His efforts produced a translation that was passable, but Conte recognized that he could do better; that he needed to do it better. So last year he picked up a copy of Wheelock’s Latin.
“And I went through all 40 chapters and the exercises very systematically, as if I were just teaching myself a course. I reinforced what I already knew, and as a result of working through it systematically, and very carefully, taking my time, practicing with increasingly difficult passages I got myself to the point where I was ready to do this.”
But before he could understand the book, he first needed to understand the author.
“Gabriel Fransisco Le Jay was a Paris based Jesuit,” Conte began, as he switched to professor voice. “He was evidently a theater scholar and historian. What would have been known then as a Philologist. Theater itself then was not a specialized topic. It’s a broad field that includes literature, philosophy, poetry, history and they were experts in all of it.”
Conte went on to explain that Jesuits were an order of Roman Catholic Priests and scholars formed in the early 1500s who went through a long process of training. They traveled the world in order to learn the intricacies of whatever field each individual priest chose to study, while at the same time doing missionary work for the Catholic church.
It was thought, said Conte that dance was something akin to the devil’s work and the purpose for Le Jay’s Treatise was very likely to justify and convince the Catholic Church was not an unholy thing and they weren’t worshiping the devil by dancing.
“What he’s trying to do is articulate the case for a whole new art form emerging in the period: ballet,” Conte said.
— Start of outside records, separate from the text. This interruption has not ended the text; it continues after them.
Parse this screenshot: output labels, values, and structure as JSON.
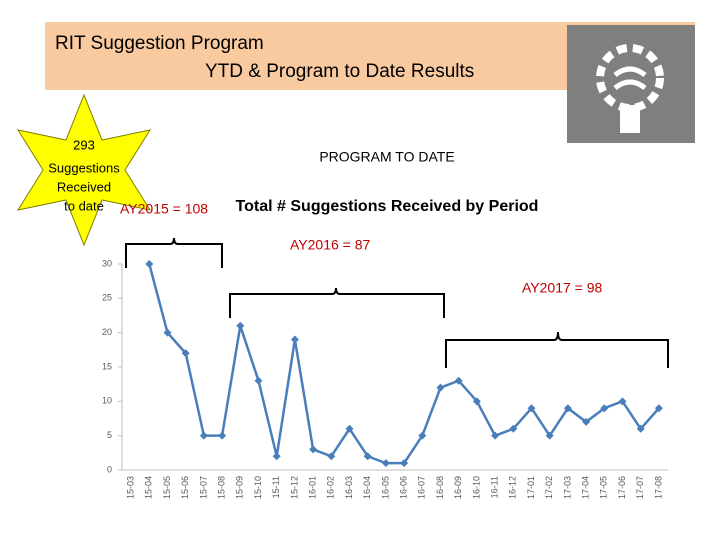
{
  "header": {
    "title_line1": "RIT Suggestion Program",
    "title_line2": "YTD & Program to Date Results"
  },
  "badge": {
    "lines": [
      "293",
      "Suggestions",
      "Received",
      "to date"
    ]
  },
  "chart_data": {
    "type": "line",
    "subtitle": "PROGRAM TO DATE",
    "title": "Total # Suggestions Received by Period",
    "categories": [
      "15-03",
      "15-04",
      "15-05",
      "15-06",
      "15-07",
      "15-08",
      "15-09",
      "15-10",
      "15-11",
      "15-12",
      "16-01",
      "16-02",
      "16-03",
      "16-04",
      "16-05",
      "16-06",
      "16-07",
      "16-08",
      "16-09",
      "16-10",
      "16-11",
      "16-12",
      "17-01",
      "17-02",
      "17-03",
      "17-04",
      "17-05",
      "17-06",
      "17-07",
      "17-08"
    ],
    "series": [
      {
        "name": "Suggestions",
        "color": "#4a7ebb",
        "values": [
          null,
          30,
          20,
          17,
          5,
          5,
          21,
          13,
          2,
          19,
          3,
          2,
          6,
          2,
          1,
          1,
          5,
          12,
          13,
          10,
          5,
          6,
          9,
          5,
          9,
          7,
          9,
          10,
          6,
          9
        ]
      }
    ],
    "ylim": [
      0,
      30
    ],
    "yticks": [
      0,
      5,
      10,
      15,
      20,
      25,
      30
    ],
    "annotations": [
      "AY2015 = 108",
      "AY2016 = 87",
      "AY2017 = 98"
    ]
  }
}
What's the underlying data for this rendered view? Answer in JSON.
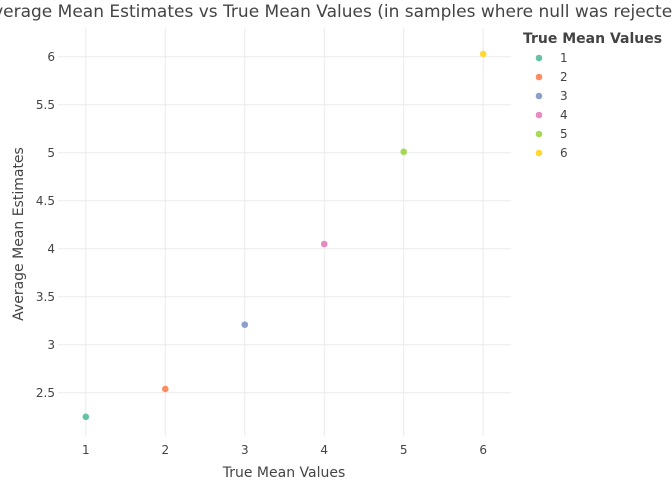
{
  "chart_data": {
    "type": "scatter",
    "title": "Average Mean Estimates vs True Mean Values (in samples where null was rejected)",
    "xlabel": "True Mean Values",
    "ylabel": "Average Mean Estimates",
    "xlim": [
      0.65,
      6.35
    ],
    "ylim": [
      2.05,
      6.3
    ],
    "x_ticks": [
      1,
      2,
      3,
      4,
      5,
      6
    ],
    "y_ticks": [
      2.5,
      3,
      3.5,
      4,
      4.5,
      5,
      5.5,
      6
    ],
    "x_tick_labels": [
      "1",
      "2",
      "3",
      "4",
      "5",
      "6"
    ],
    "y_tick_labels": [
      "2.5",
      "3",
      "3.5",
      "4",
      "4.5",
      "5",
      "5.5",
      "6"
    ],
    "grid": true,
    "legend": {
      "title": "True Mean Values",
      "position": "right",
      "entries": [
        "1",
        "2",
        "3",
        "4",
        "5",
        "6"
      ]
    },
    "series": [
      {
        "name": "1",
        "x": [
          1
        ],
        "y": [
          2.25
        ],
        "color": "#66c2a5"
      },
      {
        "name": "2",
        "x": [
          2
        ],
        "y": [
          2.54
        ],
        "color": "#fc8d62"
      },
      {
        "name": "3",
        "x": [
          3
        ],
        "y": [
          3.21
        ],
        "color": "#8da0cb"
      },
      {
        "name": "4",
        "x": [
          4
        ],
        "y": [
          4.05
        ],
        "color": "#e78ac3"
      },
      {
        "name": "5",
        "x": [
          5
        ],
        "y": [
          5.01
        ],
        "color": "#a6d854"
      },
      {
        "name": "6",
        "x": [
          6
        ],
        "y": [
          6.03
        ],
        "color": "#ffd92f"
      }
    ]
  }
}
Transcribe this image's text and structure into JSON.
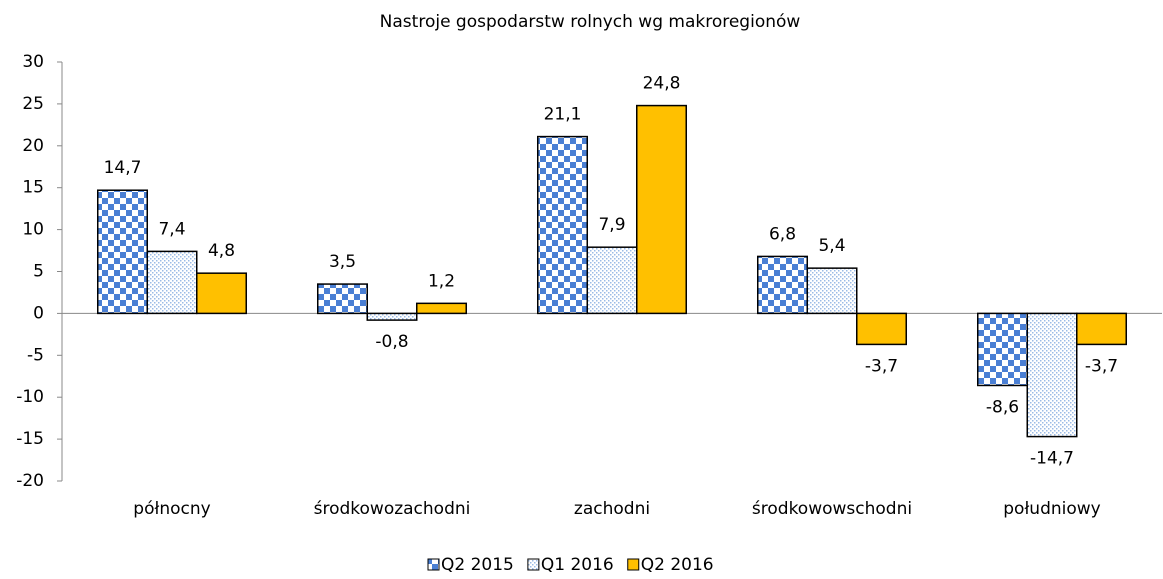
{
  "chart_data": {
    "type": "bar",
    "title": "Nastroje gospodarstw rolnych wg makroregionów",
    "categories": [
      "północny",
      "środkowozachodni",
      "zachodni",
      "środkowowschodni",
      "południowy"
    ],
    "series": [
      {
        "name": "Q2 2015",
        "color": "#4a7fd4",
        "values": [
          14.7,
          3.5,
          21.1,
          6.8,
          -8.6
        ],
        "value_labels": [
          "14,7",
          "3,5",
          "21,1",
          "6,8",
          "-8,6"
        ]
      },
      {
        "name": "Q1 2016",
        "color": "#9bbbe6",
        "values": [
          7.4,
          -0.8,
          7.9,
          5.4,
          -14.7
        ],
        "value_labels": [
          "7,4",
          "-0,8",
          "7,9",
          "5,4",
          "-14,7"
        ]
      },
      {
        "name": "Q2 2016",
        "color": "#ffc000",
        "values": [
          4.8,
          1.2,
          24.8,
          -3.7,
          -3.7
        ],
        "value_labels": [
          "4,8",
          "1,2",
          "24,8",
          "-3,7",
          "-3,7"
        ]
      }
    ],
    "ylim": [
      -20,
      30
    ],
    "yticks": [
      -20,
      -15,
      -10,
      -5,
      0,
      5,
      10,
      15,
      20,
      25,
      30
    ],
    "grid": false,
    "legend": "bottom"
  }
}
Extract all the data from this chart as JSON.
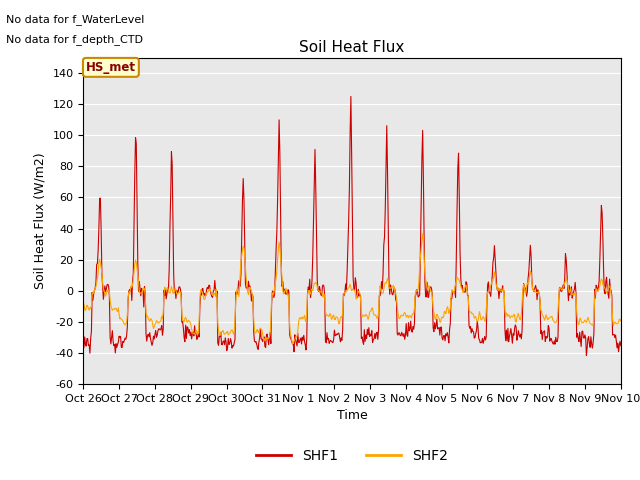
{
  "title": "Soil Heat Flux",
  "ylabel": "Soil Heat Flux (W/m2)",
  "xlabel": "Time",
  "ylim": [
    -60,
    150
  ],
  "yticks": [
    -60,
    -40,
    -20,
    0,
    20,
    40,
    60,
    80,
    100,
    120,
    140
  ],
  "x_tick_labels": [
    "Oct 26",
    "Oct 27",
    "Oct 28",
    "Oct 29",
    "Oct 30",
    "Oct 31",
    "Nov 1",
    "Nov 2",
    "Nov 3",
    "Nov 4",
    "Nov 5",
    "Nov 6",
    "Nov 7",
    "Nov 8",
    "Nov 9",
    "Nov 10"
  ],
  "color_shf1": "#CC0000",
  "color_shf2": "#FFA500",
  "legend_label1": "SHF1",
  "legend_label2": "SHF2",
  "annotation1": "No data for f_WaterLevel",
  "annotation2": "No data for f_depth_CTD",
  "legend_box_label": "HS_met",
  "bg_color": "#E8E8E8",
  "grid_color": "white",
  "title_fontsize": 11,
  "axis_fontsize": 9,
  "tick_fontsize": 8,
  "figsize": [
    6.4,
    4.8
  ],
  "dpi": 100,
  "peak_shf1": [
    71,
    119,
    105,
    0,
    75,
    121,
    100,
    130,
    110,
    115,
    99,
    28,
    30,
    30,
    60,
    0
  ],
  "peak_shf2": [
    22,
    22,
    0,
    0,
    35,
    35,
    8,
    5,
    5,
    40,
    10,
    13,
    10,
    8,
    8,
    0
  ],
  "trough_shf1": [
    -48,
    -45,
    -38,
    -43,
    -48,
    -46,
    -47,
    -42,
    -40,
    -35,
    -38,
    -42,
    -40,
    -46,
    -48,
    -20
  ],
  "trough_shf2": [
    -15,
    -28,
    -28,
    -38,
    -38,
    -43,
    -25,
    -25,
    -22,
    -22,
    -22,
    -25,
    -25,
    -28,
    -28,
    -15
  ]
}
“It’s really serendipitous, just sheer dumb luck, because it falls into the hands of a person that is qualified to do this work,” he said. “It requires a really particular kind of skill set. You need to know Latin, number one. You need to know theater history, number two. You need to know deep theater history, as in ancient Greeks and Rome and all the way up through the Renaissance, number three. And you need to be able to apply all of that in order to know what he is trying to say here.”